Le CSTC et le gouvernement Harper s’attribuent le droit d’espionner les Canadiens

Par Keith Jones
7 février 2014

Avec le plein appui du gouvernement, le Centre de la sécurité des télécommunications Canada (CSTC), le partenaire et homologue canadien de la National Security Agency (NSA) américaine, s’est illégalement attribué le pouvoir d’espionner les Canadiens. 

Répondant vendredi aux dernières révélations de l’ex-entrepreneur dénonciateur de la NSA Edward Snowden, le CSTC a sèchement déclaré qu’il a le droit absolu de recueillir et d’analyser systématiquement les métadonnées électroniques des communications des Canadiens, c’est-à-dire provenant de leurs appels téléphoniques, messages texte, courriels et usage Internet.

Tout comme la NSA, le CSTC avance un argument pseudo- juridique pour justifier sa violation flagrante du droit à la vie privée des Canadiens. Cet argument tourne autour d’une distinction fallacieuse entre le «contenu» d’une communication et les métadonnées produites par celle-ci. Les métadonnées, affirme le CSTC, ne sont pas protégées par la Constitution, car il s’agit simplement d’un «emballage» ou d’une «enveloppe». Les métadonnées peuvent donc être consultées, conservées et analysées par l’État à volonté. Tout cela en l’absence du moindre soupçon raisonnable d’actes répréhensibles et sans que le CSTC n’ait besoin d’obtenir de mandat judiciaire. 

Le CSTC «est légalement autorisé à procéder à la collecte et à l’analyse de métadonnées», a déclaré vendredi l’agence d’espionnage du Canada dans un communiqué de presse laconique. «En quelques mots, les métadonnées sont des informations techniques qui servent à acheminer des communications. Il ne s’agit pas du contenu des communications.» 

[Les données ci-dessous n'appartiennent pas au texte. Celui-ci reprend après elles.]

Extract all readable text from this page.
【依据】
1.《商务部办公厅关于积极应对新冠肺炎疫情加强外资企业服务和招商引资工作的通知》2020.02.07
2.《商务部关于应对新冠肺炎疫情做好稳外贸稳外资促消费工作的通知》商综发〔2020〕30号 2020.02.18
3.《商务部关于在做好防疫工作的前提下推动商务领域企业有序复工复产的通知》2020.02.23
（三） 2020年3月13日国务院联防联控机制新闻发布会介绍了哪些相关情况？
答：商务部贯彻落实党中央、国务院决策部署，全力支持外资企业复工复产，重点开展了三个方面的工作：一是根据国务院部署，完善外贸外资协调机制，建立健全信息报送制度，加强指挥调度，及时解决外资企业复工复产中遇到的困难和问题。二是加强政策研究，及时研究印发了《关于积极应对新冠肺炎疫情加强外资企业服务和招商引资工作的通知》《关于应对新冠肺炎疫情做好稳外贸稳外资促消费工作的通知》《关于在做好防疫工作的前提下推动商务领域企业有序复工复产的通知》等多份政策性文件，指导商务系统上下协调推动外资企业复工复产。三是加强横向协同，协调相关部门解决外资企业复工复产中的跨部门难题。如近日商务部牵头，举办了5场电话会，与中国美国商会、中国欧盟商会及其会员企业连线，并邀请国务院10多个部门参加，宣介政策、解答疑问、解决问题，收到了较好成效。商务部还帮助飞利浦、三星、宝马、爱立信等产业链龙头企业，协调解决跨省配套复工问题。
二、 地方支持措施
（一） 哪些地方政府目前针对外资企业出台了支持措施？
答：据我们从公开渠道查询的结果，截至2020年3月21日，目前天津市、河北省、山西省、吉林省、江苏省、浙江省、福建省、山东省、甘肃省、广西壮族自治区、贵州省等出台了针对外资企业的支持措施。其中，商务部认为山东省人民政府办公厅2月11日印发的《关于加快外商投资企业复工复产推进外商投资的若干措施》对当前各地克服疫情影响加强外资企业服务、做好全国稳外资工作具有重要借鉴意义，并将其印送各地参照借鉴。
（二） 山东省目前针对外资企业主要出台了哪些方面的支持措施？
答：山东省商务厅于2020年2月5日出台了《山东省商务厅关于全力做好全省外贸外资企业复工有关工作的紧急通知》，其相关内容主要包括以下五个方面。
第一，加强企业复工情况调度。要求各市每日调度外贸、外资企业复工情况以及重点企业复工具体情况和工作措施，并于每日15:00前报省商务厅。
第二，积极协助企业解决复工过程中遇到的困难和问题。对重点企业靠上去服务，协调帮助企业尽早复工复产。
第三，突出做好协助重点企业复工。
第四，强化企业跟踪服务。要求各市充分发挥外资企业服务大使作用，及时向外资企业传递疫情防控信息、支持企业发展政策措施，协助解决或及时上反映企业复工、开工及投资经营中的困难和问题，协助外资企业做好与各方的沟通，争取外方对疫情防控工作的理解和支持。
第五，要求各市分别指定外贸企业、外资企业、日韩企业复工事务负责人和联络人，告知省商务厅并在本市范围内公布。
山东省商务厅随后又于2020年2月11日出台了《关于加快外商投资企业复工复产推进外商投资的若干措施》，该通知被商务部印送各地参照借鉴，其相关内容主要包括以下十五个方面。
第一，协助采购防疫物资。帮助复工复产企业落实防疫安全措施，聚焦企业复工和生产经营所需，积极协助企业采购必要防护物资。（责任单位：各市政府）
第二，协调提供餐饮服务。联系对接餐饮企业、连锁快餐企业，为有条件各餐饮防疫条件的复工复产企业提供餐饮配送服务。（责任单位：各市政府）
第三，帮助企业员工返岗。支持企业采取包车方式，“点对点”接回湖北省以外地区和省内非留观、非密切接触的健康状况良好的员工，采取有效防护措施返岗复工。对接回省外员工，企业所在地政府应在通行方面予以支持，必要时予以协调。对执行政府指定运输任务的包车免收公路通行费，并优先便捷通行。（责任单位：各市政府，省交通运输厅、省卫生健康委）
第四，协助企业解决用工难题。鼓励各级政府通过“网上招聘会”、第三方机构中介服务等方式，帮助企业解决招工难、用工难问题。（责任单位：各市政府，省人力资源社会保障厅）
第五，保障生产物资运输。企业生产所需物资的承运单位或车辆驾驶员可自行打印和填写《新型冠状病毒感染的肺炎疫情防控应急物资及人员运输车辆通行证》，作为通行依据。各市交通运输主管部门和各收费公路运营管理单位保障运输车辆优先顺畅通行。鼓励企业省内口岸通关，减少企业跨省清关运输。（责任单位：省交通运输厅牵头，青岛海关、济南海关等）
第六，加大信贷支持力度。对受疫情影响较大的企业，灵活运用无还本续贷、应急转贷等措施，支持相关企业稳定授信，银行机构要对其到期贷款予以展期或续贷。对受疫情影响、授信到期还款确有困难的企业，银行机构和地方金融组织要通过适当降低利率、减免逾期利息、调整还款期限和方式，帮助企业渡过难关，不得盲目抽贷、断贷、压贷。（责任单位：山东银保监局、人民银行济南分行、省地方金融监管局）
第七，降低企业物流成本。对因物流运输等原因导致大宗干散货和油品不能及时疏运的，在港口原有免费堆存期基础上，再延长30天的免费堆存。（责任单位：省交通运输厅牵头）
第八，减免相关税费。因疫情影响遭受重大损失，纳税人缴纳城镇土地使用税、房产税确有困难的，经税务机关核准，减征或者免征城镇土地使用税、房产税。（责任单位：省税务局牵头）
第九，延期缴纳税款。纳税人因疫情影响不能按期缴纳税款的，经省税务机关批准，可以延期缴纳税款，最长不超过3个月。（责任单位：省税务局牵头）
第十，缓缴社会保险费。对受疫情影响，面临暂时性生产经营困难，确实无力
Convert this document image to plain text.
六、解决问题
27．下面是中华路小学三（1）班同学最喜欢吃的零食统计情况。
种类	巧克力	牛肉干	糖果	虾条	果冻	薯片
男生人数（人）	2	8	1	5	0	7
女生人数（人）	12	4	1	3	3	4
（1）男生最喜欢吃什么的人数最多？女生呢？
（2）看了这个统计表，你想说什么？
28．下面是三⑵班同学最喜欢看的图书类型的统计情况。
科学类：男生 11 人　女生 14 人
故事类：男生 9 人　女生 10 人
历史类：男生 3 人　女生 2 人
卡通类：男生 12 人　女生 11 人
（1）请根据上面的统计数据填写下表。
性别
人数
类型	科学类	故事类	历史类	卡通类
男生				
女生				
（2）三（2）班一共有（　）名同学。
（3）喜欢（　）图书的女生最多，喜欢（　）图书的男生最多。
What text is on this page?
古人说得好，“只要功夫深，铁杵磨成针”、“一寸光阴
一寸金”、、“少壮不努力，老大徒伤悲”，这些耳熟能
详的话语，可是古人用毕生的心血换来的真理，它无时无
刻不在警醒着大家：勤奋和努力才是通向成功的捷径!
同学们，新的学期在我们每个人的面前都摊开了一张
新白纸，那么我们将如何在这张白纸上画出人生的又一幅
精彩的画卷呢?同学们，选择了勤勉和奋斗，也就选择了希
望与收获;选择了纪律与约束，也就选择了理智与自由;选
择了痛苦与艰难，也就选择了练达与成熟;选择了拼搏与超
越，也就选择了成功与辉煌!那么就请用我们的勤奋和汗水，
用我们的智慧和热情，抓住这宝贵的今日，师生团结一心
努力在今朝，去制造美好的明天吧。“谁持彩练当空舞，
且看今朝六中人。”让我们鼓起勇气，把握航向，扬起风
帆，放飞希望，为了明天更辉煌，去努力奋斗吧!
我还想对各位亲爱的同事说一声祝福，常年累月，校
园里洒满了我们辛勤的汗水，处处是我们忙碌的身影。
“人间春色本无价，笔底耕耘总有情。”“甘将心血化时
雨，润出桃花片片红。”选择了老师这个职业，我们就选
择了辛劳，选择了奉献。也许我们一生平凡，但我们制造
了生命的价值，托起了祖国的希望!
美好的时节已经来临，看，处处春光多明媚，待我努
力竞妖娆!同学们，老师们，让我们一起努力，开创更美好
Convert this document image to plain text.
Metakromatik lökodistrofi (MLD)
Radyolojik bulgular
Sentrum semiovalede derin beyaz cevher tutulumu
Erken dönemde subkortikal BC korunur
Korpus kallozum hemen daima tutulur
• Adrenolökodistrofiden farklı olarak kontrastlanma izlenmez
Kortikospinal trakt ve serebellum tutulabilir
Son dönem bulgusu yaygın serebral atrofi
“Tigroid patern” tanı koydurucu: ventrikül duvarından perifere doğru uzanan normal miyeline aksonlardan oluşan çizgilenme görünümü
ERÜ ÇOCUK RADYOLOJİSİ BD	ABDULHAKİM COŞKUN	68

S’appuyant sur cette affirmation antidémocratique, la déclaration du CSTC poursuit en prétendant qu’un projet pilote NSA-CSTC impliquant la collecte et l’analyse des métadonnées de l’ensemble du trafic Wi-Fi mené dans un aéroport canadien pendant une période de deux semaines en 2012 ne contrevenait absolument pas à l’interdiction légale du CSTC d’espionner les communications personnelles au Canada, sauf si autorisé par un mandat délivré par la Cour.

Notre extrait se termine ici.